Toward the end of that week, Miss Virginia Carvel was sitting with her back to one of the great trees at Monticello reading a letter. Every once in a while she tucked it under her cloak and glanced hastily around. It was from Miss Anne Brinsmade.

"I have told you all about the excursion, my dear, and how we missed you. You may remember" (ah, Anne, the guile there is in the best of us), "you may remember Mr. Stephen Brice, whom we used to speak of. Pa and Ma take a great interest in him, and Pa had him invited on the excursion. He is more serious than ever, since he has become a full-fledged lawyer. But he has a dry humor which comes out when you know him well, of which I did not suspect him. His mother is the dearest lady I have ever known, so quiet, so dignified, and so well bred. They come in to supper very often. And the other night Mr. Brice told Pa so many things about the people south of Market Street, the Germans, which he did not know; that Pa was astonished. He told all about German history, and how they were persecuted at home, and why they came here. Pa was surprised to hear that many of them were University men, and that they were already organizing to defend the Union. I heard Pa say, 'That is what Mr. Blair meant when he assured me that we need not fear for the city.'

"Jinny dear, I ought not to have written you this, because you are for Secession, and in your heart you think Pa a traitor, because he comes from a slave state and has slaves of his own. But I shall not tear it up.

"It is sad to think how rich Mrs. Brice lived in Boston, and what she has had to come to. One servant and a little house, and no place to go to in the summer, when they used to have such a large one. I often go in to sew with her, but she has never once mentioned her past to me.

"Your father has no doubt sent you the Democrat with the account of the Convention. It is the fullest published, by far, and was so much admired that Pa asked the editor who wrote it. Who do you think, but Stephen Brice! So now Pa knows why Mr. Brice hesitated when Pa asked him to go up the river, and then consented. This is not the end. Yesterday, when I went in to see Mrs.
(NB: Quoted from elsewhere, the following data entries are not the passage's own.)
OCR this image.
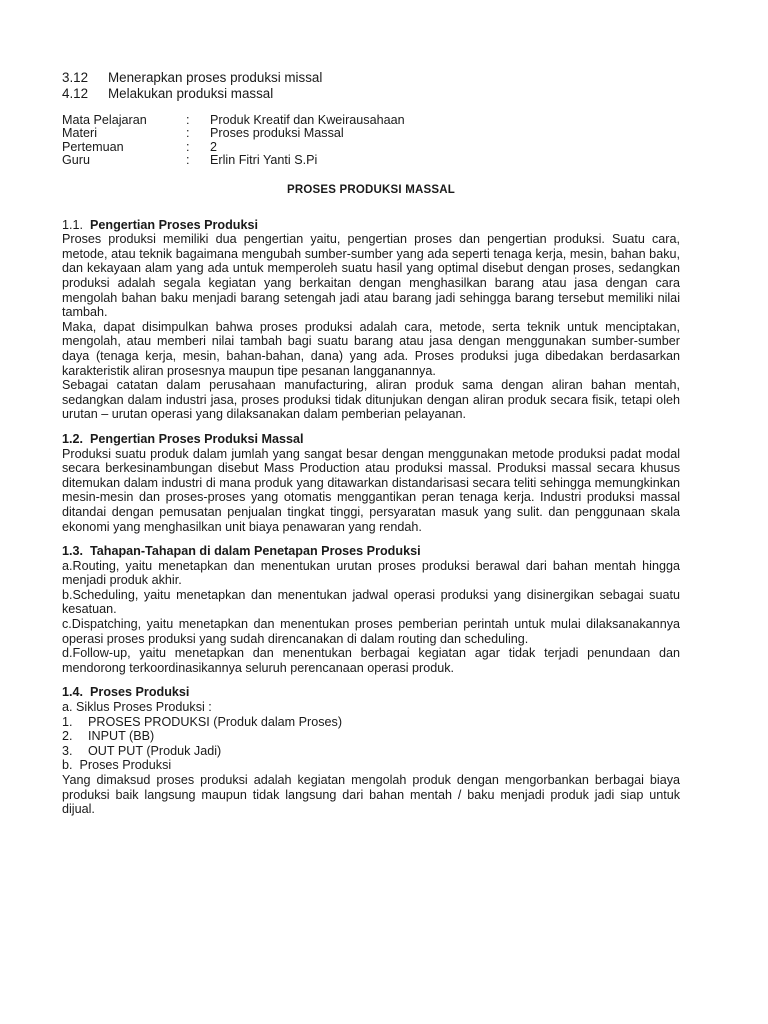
3.12 Menerapkan proses produksi missal

4.12 Melakukan produksi massal

Mata Pelajaran	:	Produk Kreatif dan Kweirausahaan
Materi	:	Proses produksi Massal
Pertemuan	:	2
Guru	:	Erlin Fitri Yanti S.Pi
PROSES PRODUKSI MASSAL

1.1. Pengertian Proses Produksi

Proses produksi memiliki dua pengertian yaitu, pengertian proses dan pengertian produksi. Suatu cara, metode, atau teknik bagaimana mengubah sumber-sumber yang ada seperti tenaga kerja, mesin, bahan baku, dan kekayaan alam yang ada untuk memperoleh suatu hasil yang optimal disebut dengan proses, sedangkan produksi adalah segala kegiatan yang berkaitan dengan menghasilkan barang atau jasa dengan cara mengolah bahan baku menjadi barang setengah jadi atau barang jadi sehingga barang tersebut memiliki nilai tambah.

Maka, dapat disimpulkan bahwa proses produksi adalah cara, metode, serta teknik untuk menciptakan, mengolah, atau memberi nilai tambah bagi suatu barang atau jasa dengan menggunakan sumber-sumber daya (tenaga kerja, mesin, bahan-bahan, dana) yang ada. Proses produksi juga dibedakan berdasarkan karakteristik aliran prosesnya maupun tipe pesanan langganannya.

Sebagai catatan dalam perusahaan manufacturing, aliran produk sama dengan aliran bahan mentah, sedangkan dalam industri jasa, proses produksi tidak ditunjukan dengan aliran produk secara fisik, tetapi oleh urutan – urutan operasi yang dilaksanakan dalam pemberian pelayanan.

1.2. Pengertian Proses Produksi Massal

Produksi suatu produk dalam jumlah yang sangat besar dengan menggunakan metode produksi padat modal secara berkesinambungan disebut Mass Production atau produksi massal. Produksi massal secara khusus ditemukan dalam industri di mana produk yang ditawarkan distandarisasi secara teliti sehingga memungkinkan mesin-mesin dan proses-proses yang otomatis menggantikan peran tenaga kerja. Industri produksi massal ditandai dengan pemusatan penjualan tingkat tinggi, persyaratan masuk yang sulit. dan penggunaan skala ekonomi yang menghasilkan unit biaya penawaran yang rendah.

1.3. Tahapan-Tahapan di dalam Penetapan Proses Produksi

a.Routing, yaitu menetapkan dan menentukan urutan proses produksi berawal dari bahan mentah hingga menjadi produk akhir.

b.Scheduling, yaitu menetapkan dan menentukan jadwal operasi produksi yang disinergikan sebagai suatu kesatuan.

c.Dispatching, yaitu menetapkan dan menentukan proses pemberian perintah untuk mulai dilaksanakannya operasi proses produksi yang sudah direncanakan di dalam routing dan scheduling.

d.Follow-up, yaitu menetapkan dan menentukan berbagai kegiatan agar tidak terjadi penundaan dan mendorong terkoordinasikannya seluruh perencanaan operasi produk.

1.4. Proses Produksi

a. Siklus Proses Produksi :

1. PROSES PRODUKSI (Produk dalam Proses)

2. INPUT (BB)

3. OUT PUT (Produk Jadi)

b.  Proses Produksi

Yang dimaksud proses produksi adalah kegiatan mengolah produk dengan mengorbankan berbagai biaya produksi baik langsung maupun tidak langsung dari bahan mentah / baku menjadi produk jadi siap untuk dijual.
Brice, a new black silk was on her bed, and as long as I live I shall never forget how sweet was her voice when she said, 'It is a surprise from my son, my dear. I did not expect ever to have another.' Jinny, I just know he bought it with the money he got for the article. That was what he was writing on the boat when Clarence Colfax interrupted him. Puss accused him of writing verses to you."

At this point Miss Virginia Carvel stopped reading. Whether she had read that part before, who shall say? But she took Anne's letter between her fingers and tore it into bits and flung the bits into the wind, so that they were tossed about and lost among the dead leaves under the great trees. And when she reached her room, there was the hated Missouri Democrat lying, still open, on her table. A little later a great black piece of it came tossing out of the chimney above, to the affright of little Miss Brown, teacher of Literature, who was walking in the grounds, and who ran to the principal's room with the story that the chimney was afire.